Image -> Backbone CNN -> Shared Feature Map
                              |
              +---------------+----------------+
              |                                |
         RPN (anchors)                  RoI Pooling
         ~300 proposals                 (per proposal)
              |                                |
              +--------> proposals -----> FC layers
                                          |        |
                                       cls head  bbox head

Why It Matters

  1. Fast R-CNN achieved 9x training speedup and 213x inference speedup over R-CNN (0.32s vs. 47s per image, excluding proposal time).
  2. Faster R-CNN achieved ~5 FPS (VGG-16) and ~17 FPS (ZF-Net), making near-real-time detection feasible.
  3. End-to-end training eliminated the disconnected SVM and regressor stages of R-CNN, simplifying the pipeline and improving accuracy.
  4. The RPN + anchor concept became foundational -- adopted by SSD, RetinaNet, and many subsequent detectors.
  5. Faster R-CNN remains a strong baseline: with modern backbones (ResNet-101 + FPN), it achieves ~42% AP on COCO.

Key Technical Details

  • Fast R-CNN with VGG-16: 66.9% mAP on VOC 2007, 19.7% mAP on COCO (no bells and whistles). Training takes ~9.5 hours on a single GPU.
  • Faster R-CNN with VGG-16: 73.2% mAP on VOC 2007, 21.9% mAP on COCO. Proposal generation takes ~10ms on GPU.
  • RPN recall: ~98% at IoU 0.5 with 300 proposals, rivaling Selective Search with 2,000 proposals.
  • Anchor configuration: Original paper uses areas of , , with ratios 1:1, 1:2, 2:1, yielding 9 anchors per location.
  • RoI Pooling quantization: The coordinate rounding in RoI Pooling introduces spatial misalignment. Mask R-CNN later introduced RoI Align with bilinear interpolation to fix this, gaining ~1-2% AP.
  • Speed breakdown (Faster R-CNN, VGG-16): backbone ~120ms, RPN ~10ms, RoI head ~70ms, total ~200ms per image.

Common Misconceptions

  • "Fast R-CNN eliminated all bottlenecks." Selective Search still takes ~2 seconds per image, dominating total inference time. Faster R-CNN solved this.
  • "RPN generates class-specific proposals." The RPN is class-agnostic -- it predicts only objectness (object vs. background). Class labels are assigned by the second-stage detector.
  • "More anchors always improve detection." Excessive anchors increase computation and can hurt training stability. The 9-anchor configuration captures most object shapes adequately; diminishing returns set in quickly.

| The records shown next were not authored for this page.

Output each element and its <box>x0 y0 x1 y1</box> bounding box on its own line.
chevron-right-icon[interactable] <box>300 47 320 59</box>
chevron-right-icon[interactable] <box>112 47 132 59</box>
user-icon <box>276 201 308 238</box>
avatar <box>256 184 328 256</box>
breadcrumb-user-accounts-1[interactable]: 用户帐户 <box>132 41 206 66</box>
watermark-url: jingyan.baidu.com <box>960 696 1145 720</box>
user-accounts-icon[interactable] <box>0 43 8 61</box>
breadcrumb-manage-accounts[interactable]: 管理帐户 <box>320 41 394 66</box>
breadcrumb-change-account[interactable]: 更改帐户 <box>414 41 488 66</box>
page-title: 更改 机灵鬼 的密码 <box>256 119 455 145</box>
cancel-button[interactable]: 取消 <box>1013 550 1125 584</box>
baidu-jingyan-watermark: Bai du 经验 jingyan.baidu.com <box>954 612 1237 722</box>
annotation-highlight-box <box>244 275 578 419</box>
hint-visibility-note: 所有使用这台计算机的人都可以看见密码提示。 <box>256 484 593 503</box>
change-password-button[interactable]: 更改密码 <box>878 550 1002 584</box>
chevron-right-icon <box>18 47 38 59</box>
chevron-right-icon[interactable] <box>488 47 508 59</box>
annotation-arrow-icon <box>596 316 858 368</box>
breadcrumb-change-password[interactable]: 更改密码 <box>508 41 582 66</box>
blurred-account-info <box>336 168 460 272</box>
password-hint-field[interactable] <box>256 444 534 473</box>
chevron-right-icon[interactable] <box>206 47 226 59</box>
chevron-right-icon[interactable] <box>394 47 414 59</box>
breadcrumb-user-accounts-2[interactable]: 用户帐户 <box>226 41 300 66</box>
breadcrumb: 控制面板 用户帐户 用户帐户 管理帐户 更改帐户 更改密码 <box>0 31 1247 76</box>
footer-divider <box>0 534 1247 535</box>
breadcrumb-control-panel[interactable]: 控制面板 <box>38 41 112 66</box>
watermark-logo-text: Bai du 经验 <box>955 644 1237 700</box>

Connections to Other Concepts

  • r-cnn.md: The predecessor whose per-proposal CNN passes motivated the shared computation in Fast R-CNN.
  • feature-pyramid-network.md: Added to Faster R-CNN to enable multi-scale detection, forming the dominant two-stage detector baseline.
  • non-maximum-suppression.md: Used both inside the RPN (to filter proposals) and at the final detection stage.
  • yolo.md: Single-stage alternatives that bypass the proposal stage entirely for higher speed.
  • detr.md: Eliminates both anchors and NMS using a transformer-based set prediction approach.

Further Reading

  • Girshick, "Fast R-CNN" (2015) -- Introduced RoI pooling and multi-task end-to-end training for detection.
  • Ren et al., "Faster R-CNN: Towards Real-Time Object Detection with Region Proposal Networks" (2015) -- Introduced the RPN and anchor-based proposal generation.
  • He et al., "Mask R-CNN" (2017) -- Extended Faster R-CNN with RoI Align and a mask prediction branch for instance segmentation.
  • Lin et al., "Feature Pyramid Networks for Object Detection" (2017) -- Multi-scale feature extraction that significantly boosts Faster R-CNN performance.